The Corner

Taxes & Tyranny

From my USA Today column:

Congratulations! This is your last week working for the man — at least for this year. The Tax Foundation calculates that Tax Freedom Day for 2010 is April 9, which means that by Friday, Americans will have spent nearly 100 days working just to pay their taxes. If Democrats have their way, Tax Freedom Day will keep getting later and later.

Hold that thought. Imagine for a moment that Tax Freedom Day was Dec. 31. In other words, picture working 365 days a year for the government. Now, the government would “give” you a place to sleep, food to eat and clothes to wear, but all your income would really be Washington’s income to allocate as it saw fit. Some romantics might call this sort of arrangement “socialism” or “communism.” But another perfectly good word for it is “slavery” or, if you prefer, involuntary servitude.

Now, no one is proposing any such arrangement. But it’s an important point conceptually. A 100% tax rate would be tyrannical not just because you have a right to own what you create, but because the government would necessarily decide what you can and can’t have. Reasonable people can of course differ about where a tax rate becomes tyrannical, and we’re far from that line in historical terms. But any amount of taxation can be unjust if it is being used for bad reasons, is applied discriminatorily or if it’s taken without representation. (That’s how the American Revolution started, after all.)

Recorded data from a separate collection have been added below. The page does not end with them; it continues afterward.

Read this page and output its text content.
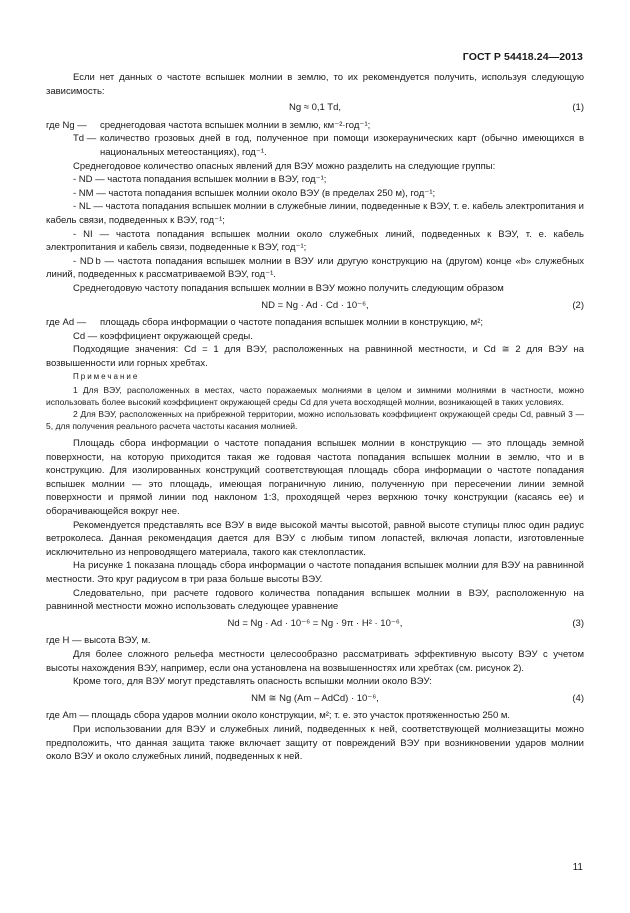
ГОСТ Р 54418.24—2013

Если нет данных о частоте вспышек молнии в землю, то их рекомендуется получить, используя следующую зависимость:

Ng ≈ 0,1 Td,	(1)
где Ng —	среднегодовая частота вспышек молнии в землю, км⁻²·год⁻¹;
Td — количество грозовых дней в год, полученное при помощи изокераунических карт (обычно имеющихся в национальных метеостанциях), год⁻¹.

Среднегодовое количество опасных явлений для ВЭУ можно разделить на следующие группы:

- ND — частота попадания вспышек молнии в ВЭУ, год⁻¹;

- NM — частота попадания вспышек молнии около ВЭУ (в пределах 250 м), год⁻¹;

- NL — частота попадания вспышек молнии в служебные линии, подведенные к ВЭУ, т. е. кабель электропитания и кабель связи, подведенных к ВЭУ, год⁻¹;

- NI — частота попадания вспышек молнии около служебных линий, подведенных к ВЭУ, т. е. кабель электропитания и кабель связи, подведенные к ВЭУ, год⁻¹;

- ND b — частота попадания вспышек молнии в ВЭУ или другую конструкцию на (другом) конце «b» служебных линий, подведенных к рассматриваемой ВЭУ, год⁻¹.

Среднегодовую частоту попадания вспышек молнии в ВЭУ можно получить следующим образом

ND = Ng · Ad · Cd · 10⁻⁶,	(2)
где Ad —	площадь сбора информации о частоте попадания вспышек молнии в конструкцию, м²;
Cd — коэффициент окружающей среды.

Подходящие значения: Cd = 1 для ВЭУ, расположенных на равнинной местности, и Cd ≅ 2 для ВЭУ на возвышенности или горных хребтах.

Примечание

1 Для ВЭУ, расположенных в местах, часто поражаемых молниями в целом и зимними молниями в частности, можно использовать более высокий коэффициент окружающей среды Cd для учета восходящей молнии, возникающей в таких условиях.

2 Для ВЭУ, расположенных на прибрежной территории, можно использовать коэффициент окружающей среды Cd, равный 3 — 5, для получения реального расчета частоты касания молнией.

Площадь сбора информации о частоте попадания вспышек молнии в конструкцию — это площадь земной поверхности, на которую приходится такая же годовая частота попадания вспышек молнии в землю, что и в конструкцию. Для изолированных конструкций соответствующая площадь сбора информации о частоте попадания вспышек молнии — это площадь, имеющая пограничную линию, полученную при пересечении линии земной поверхности и прямой линии под наклоном 1:3, проходящей через верхнюю точку конструкции (касаясь ее) и оборачивающейся вокруг нее.

Рекомендуется представлять все ВЭУ в виде высокой мачты высотой, равной высоте ступицы плюс один радиус ветроколеса. Данная рекомендация дается для ВЭУ с любым типом лопастей, включая лопасти, изготовленные исключительно из непроводящего материала, такого как стеклопластик.

На рисунке 1 показана площадь сбора информации о частоте попадания вспышек молнии для ВЭУ на равнинной местности. Это круг радиусом в три раза больше высоты ВЭУ.

Следовательно, при расчете годового количества попадания вспышек молнии в ВЭУ, расположенную на равнинной местности можно использовать следующее уравнение

Nd = Ng · Ad · 10⁻⁶ = Ng · 9π · H² · 10⁻⁶,	(3)

где H — высота ВЭУ, м.

Для более сложного рельефа местности целесообразно рассматривать эффективную высоту ВЭУ с учетом высоты нахождения ВЭУ, например, если она установлена на возвышенностях или хребтах (см. рисунок 2).

Кроме того, для ВЭУ могут представлять опасность вспышки молнии около ВЭУ:

NM ≅ Ng (Am – AdCd) · 10⁻⁶,	(4)

где Am — площадь сбора ударов молнии около конструкции, м²; т. е. это участок протяженностью 250 м.

При использовании для ВЭУ и служебных линий, подведенных к ней, соответствующей молниезащиты можно предположить, что данная защита также включает защиту от повреждений ВЭУ при возникновении ударов молнии около ВЭУ и около служебных линий, подведенных к ней.

11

Individual liberty is far from the only concern, either. The kind of country we want to be is deeply bound up in taxation. The Tax Foundation estimates that some 60% of American families already get more from the government than they pay in taxes (and the top 10% of earners pay more than 70% of the income taxes). If all of President Obama’s plans are enacted, that percentage will increase. We are heading toward being a country where instead of the people deciding how much money the government should have, the government decides how much money the people should have.